Yet however tempting it is to think that history repeats itself, it is important to note the vast ideological differences. As some theorists pointed out, on a philosophical level the Second World War comprised the battle of three ideologies in order to determine which one best represents Modernity on a global scale. As a result, Communism (USSR) and Liberalism (U.S.) triumphed over Fascism. Subsequently, the Cold War served as the confrontation of the two remaining Modern ideologies, in which the collapse of the USSR (1991) signaled the victory of Liberalism. With Liberalism as the sole remaining representation of Modernity in the historical process—rendering the accepted 20th-century Left-Right paradigm obsolete—the period of Postmodernity commenced. Some analysts call this ideology “neo-Liberalism,” others—“post-Liberalism.” Both, however, describe the same historic trajectory, in which this set of ideas developed into its current form: the individual—with all his traditional ties removed—at the center of history, financial capital with its faceless transnational corporations as well as mindless consumerism and infotainment for the masses, the false belief in infinite economic progress (and expansion), and the secular religion of “human rights” as a tool of foreign policy that is often less than humanitarian, to name a few characteristics.
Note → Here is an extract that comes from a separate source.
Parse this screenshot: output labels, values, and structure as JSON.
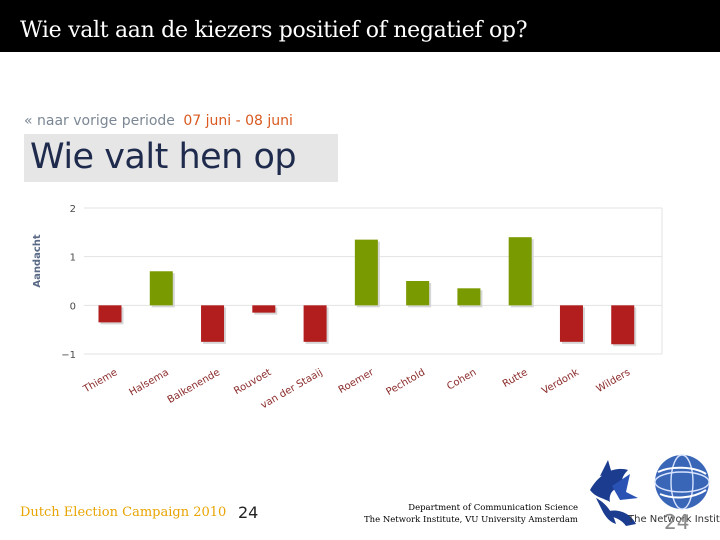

Of course, the other 20th-century ideologies did not disappear completely. But it is post-Liberalism with its global hegemony that allows them to exist and serve its own purposes. And it is the purveyors of this ideology, the elites in the official West, that sanction the existence of the self-described fascists in Ukraine, much as they do the so-called “moderate” rebels in the Middle East. Thus, the elites’ mouthpiece, mass media, whitewashes the former as “nationalists,” the “far right,” or simply “controversial.” In contrast, those that challenge its dominance ideologically, even in the most modest manner, undergo reductio ad Hitlerum. This is the case with any political party, for instance, Front National, exhibiting a semblance of traditionalism (anti-globalism), as modest as asserting national sovereignty over supra-national bodies, like NATO.

In fact, post-Liberal ideology is one of the factors that blinds many Westerners to the realities of the liberation war in Donbass. The current Western model of citizenship is an abstract one: it centers around a set of principles in which individuals are interchangeable—as long as they adopt “European values” or the “American way of life”—instead of the more traditional notions of rootedness in the landscape, cultural and linguistic ties, and ancestral bonds. Thus, those who subscribe to this abstraction have difficulty understanding how belonging to the same people (narod) overrides living in two different states—contemporary Russia and Ukraine—haphazardly formed at the time of the Soviet collapse, and why they seem so attached to their language, culture, religion, history, and land that they are willing to die for them. But even for those Russians that lean toward more traditionalist thought, it took this war—the war that was meant to separate—to ideologically and spiritually unite them with others like them across the border, to begin questioning who they really are, uncertain, but hopeful, forging the idea of the Russian World. Beyond Left and Right, Beyond Red and White.